Q. What kinds of things can an influencer do to promote a hotel brand and approximately how much should the hotel expect to pay for those services?
An influencer can do all kinds of PR and marketing plus some sales activities. Influencers are most influential when a hotel is creating early phase awareness, building their brand image, or launching new services.
Hotel owners like to see direct sales happening, but keep in mind that the nature of social media is to try to keep users on the platform, and not encourage them to follow outside links. So almost the only way an influencer can make direct sales is by offering a personal promotion code with a sizable discount.
The cost to the hotel owner varies a lot, at minimum expect to cover the influencer's travel costs, flights, accommodation, some meals, and some activities.
Q. What makes for a successful partnership between a hotel brand and a travel influencer?

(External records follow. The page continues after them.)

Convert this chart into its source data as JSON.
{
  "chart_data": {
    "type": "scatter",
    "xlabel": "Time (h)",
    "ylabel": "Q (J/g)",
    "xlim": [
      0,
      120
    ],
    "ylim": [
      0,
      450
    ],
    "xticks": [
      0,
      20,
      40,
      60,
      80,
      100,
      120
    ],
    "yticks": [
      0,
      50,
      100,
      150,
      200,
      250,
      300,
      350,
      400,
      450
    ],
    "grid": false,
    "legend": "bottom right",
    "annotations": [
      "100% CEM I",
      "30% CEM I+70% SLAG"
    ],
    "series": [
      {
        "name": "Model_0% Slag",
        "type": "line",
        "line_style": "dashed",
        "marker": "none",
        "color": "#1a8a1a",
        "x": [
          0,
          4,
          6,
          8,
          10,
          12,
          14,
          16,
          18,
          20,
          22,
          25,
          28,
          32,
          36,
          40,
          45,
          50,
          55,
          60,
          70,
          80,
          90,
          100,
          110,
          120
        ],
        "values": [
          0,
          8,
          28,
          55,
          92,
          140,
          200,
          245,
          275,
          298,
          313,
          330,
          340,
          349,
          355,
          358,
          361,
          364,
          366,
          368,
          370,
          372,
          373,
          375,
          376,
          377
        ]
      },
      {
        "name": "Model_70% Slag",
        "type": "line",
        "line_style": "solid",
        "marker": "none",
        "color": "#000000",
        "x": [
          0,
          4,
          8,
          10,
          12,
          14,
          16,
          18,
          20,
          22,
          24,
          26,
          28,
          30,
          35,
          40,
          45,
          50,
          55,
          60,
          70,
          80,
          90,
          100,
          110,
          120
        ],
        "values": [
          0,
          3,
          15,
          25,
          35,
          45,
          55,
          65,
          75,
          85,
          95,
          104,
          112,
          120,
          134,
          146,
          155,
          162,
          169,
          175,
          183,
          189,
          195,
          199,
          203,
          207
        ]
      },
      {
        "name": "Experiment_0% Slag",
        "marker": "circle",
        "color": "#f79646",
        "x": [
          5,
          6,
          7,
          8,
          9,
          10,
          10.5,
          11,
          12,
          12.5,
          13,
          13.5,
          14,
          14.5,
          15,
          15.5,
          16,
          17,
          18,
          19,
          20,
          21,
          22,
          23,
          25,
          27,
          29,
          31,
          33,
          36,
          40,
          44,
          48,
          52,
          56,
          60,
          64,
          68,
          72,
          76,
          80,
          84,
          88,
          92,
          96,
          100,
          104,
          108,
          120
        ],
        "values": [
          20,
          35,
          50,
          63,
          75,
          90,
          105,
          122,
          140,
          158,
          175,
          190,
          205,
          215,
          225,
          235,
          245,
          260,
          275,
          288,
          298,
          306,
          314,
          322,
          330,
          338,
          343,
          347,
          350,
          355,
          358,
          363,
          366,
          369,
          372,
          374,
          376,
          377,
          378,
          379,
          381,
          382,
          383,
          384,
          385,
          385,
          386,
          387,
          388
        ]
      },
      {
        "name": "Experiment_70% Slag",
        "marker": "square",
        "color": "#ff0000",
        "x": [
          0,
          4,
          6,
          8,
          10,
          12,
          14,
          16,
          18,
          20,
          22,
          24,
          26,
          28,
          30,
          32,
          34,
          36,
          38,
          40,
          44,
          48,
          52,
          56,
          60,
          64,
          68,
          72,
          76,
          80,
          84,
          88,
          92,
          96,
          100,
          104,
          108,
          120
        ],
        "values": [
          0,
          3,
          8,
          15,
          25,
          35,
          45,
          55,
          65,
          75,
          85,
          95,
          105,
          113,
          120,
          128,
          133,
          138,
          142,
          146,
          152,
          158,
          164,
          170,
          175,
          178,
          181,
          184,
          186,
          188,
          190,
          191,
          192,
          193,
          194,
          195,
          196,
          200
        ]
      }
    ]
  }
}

The best match between a hotel brand and a travel influencer happens when a travel influencer’s follower base is pretty much the same as the hotel’s typical guest. The pure number of social media followers is not the most important thing–the compatibility of a travel influencer’s audience and a hotel brand’s needs is the crucial factor. The number itself only indicates potential reach, but if you’re reaching the wrong kind of people, your money and effort are wasted.
Age and nationality are the most natural criteria to start with; a hotel brand knows where their guests typically come—or might come—from and what their typical age is. A seasoned travel influencer should have a media card that tells basic facts about their audience.

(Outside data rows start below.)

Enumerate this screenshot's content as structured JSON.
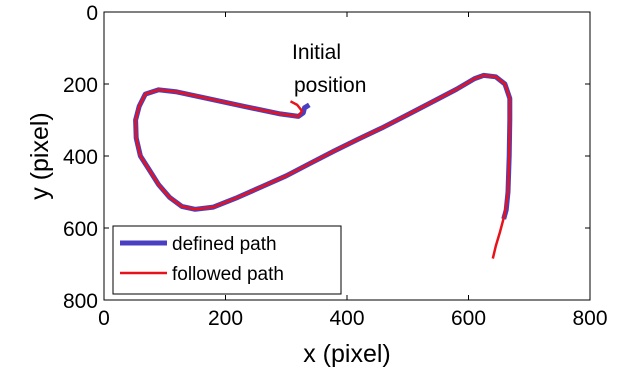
{
  "chart_data": {
    "type": "line",
    "xlabel": "x (pixel)",
    "ylabel": "y (pixel)",
    "xlim": [
      0,
      800
    ],
    "ylim": [
      800,
      0
    ],
    "y_axis_inverted": true,
    "xticks": [
      "0",
      "200",
      "400",
      "600",
      "800"
    ],
    "yticks": [
      "0",
      "200",
      "400",
      "600",
      "800"
    ],
    "grid": false,
    "legend": "bottom-left",
    "annotation": {
      "lines": [
        "Initial",
        "position"
      ],
      "x": 335,
      "y": 220
    },
    "series": [
      {
        "name": "defined path",
        "color": "#4a3fc0",
        "points": [
          [
            338,
            258
          ],
          [
            330,
            266
          ],
          [
            328,
            280
          ],
          [
            320,
            290
          ],
          [
            290,
            283
          ],
          [
            230,
            262
          ],
          [
            170,
            240
          ],
          [
            120,
            222
          ],
          [
            90,
            216
          ],
          [
            68,
            228
          ],
          [
            58,
            262
          ],
          [
            52,
            300
          ],
          [
            53,
            350
          ],
          [
            60,
            400
          ],
          [
            75,
            440
          ],
          [
            90,
            480
          ],
          [
            108,
            515
          ],
          [
            128,
            540
          ],
          [
            150,
            548
          ],
          [
            180,
            542
          ],
          [
            220,
            515
          ],
          [
            260,
            485
          ],
          [
            300,
            455
          ],
          [
            340,
            420
          ],
          [
            380,
            385
          ],
          [
            420,
            352
          ],
          [
            460,
            320
          ],
          [
            500,
            285
          ],
          [
            540,
            250
          ],
          [
            580,
            215
          ],
          [
            610,
            185
          ],
          [
            625,
            176
          ],
          [
            645,
            180
          ],
          [
            660,
            200
          ],
          [
            668,
            240
          ],
          [
            668,
            300
          ],
          [
            667,
            400
          ],
          [
            665,
            500
          ],
          [
            662,
            550
          ],
          [
            658,
            575
          ]
        ]
      },
      {
        "name": "followed path",
        "color": "#e8121b",
        "points": [
          [
            307,
            248
          ],
          [
            318,
            258
          ],
          [
            326,
            275
          ],
          [
            320,
            290
          ],
          [
            290,
            283
          ],
          [
            230,
            262
          ],
          [
            170,
            240
          ],
          [
            120,
            222
          ],
          [
            90,
            216
          ],
          [
            68,
            228
          ],
          [
            58,
            262
          ],
          [
            52,
            300
          ],
          [
            53,
            350
          ],
          [
            60,
            400
          ],
          [
            75,
            440
          ],
          [
            90,
            480
          ],
          [
            108,
            515
          ],
          [
            128,
            540
          ],
          [
            150,
            548
          ],
          [
            180,
            542
          ],
          [
            220,
            515
          ],
          [
            260,
            485
          ],
          [
            300,
            455
          ],
          [
            340,
            420
          ],
          [
            380,
            385
          ],
          [
            420,
            352
          ],
          [
            460,
            320
          ],
          [
            500,
            285
          ],
          [
            540,
            250
          ],
          [
            580,
            215
          ],
          [
            610,
            185
          ],
          [
            625,
            176
          ],
          [
            645,
            180
          ],
          [
            660,
            200
          ],
          [
            668,
            240
          ],
          [
            668,
            300
          ],
          [
            667,
            400
          ],
          [
            665,
            500
          ],
          [
            660,
            560
          ],
          [
            652,
            610
          ],
          [
            645,
            650
          ],
          [
            640,
            685
          ]
        ]
      }
    ]
  }
}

A hotel brand also knows what kind of guests are arriving: are they carrying backpacks or expensive suitcases? Do they have families or are they already retired? This kind of audience profile detail should also be found on the media card, or at least the influencer should be able to answer questions about it.
Q. If there is a particular influencer that a brand would like to work with, what’s the best way to reach out?
If the influencer is not a celebrity or other mega-influencer, ask directly. Tell them who you are and what you are looking for, then ask for an offer. In the offer, there should be at least the campaign idea, timetable, and fee specified.
Q. There are influencer marketing agencies popping up, is there an advantage of working through one of them? Or is it better to approach an influencer directly?
If you are looking for mega or macro influencers, contact their agents. Those influencers tend to have an agent or a marketing agency representing them. They are getting so many requests they cannot handle them all by themselves. They also charge more so they can pay for the agent or agency.
But if you are not ready to pay so much for an influencer, or if you are looking to barter, contact the influencer directly. Sometimes you can find micro and nano influencers on marketing platforms, which they use to gain statistics and credibility; however, contact them directly, too.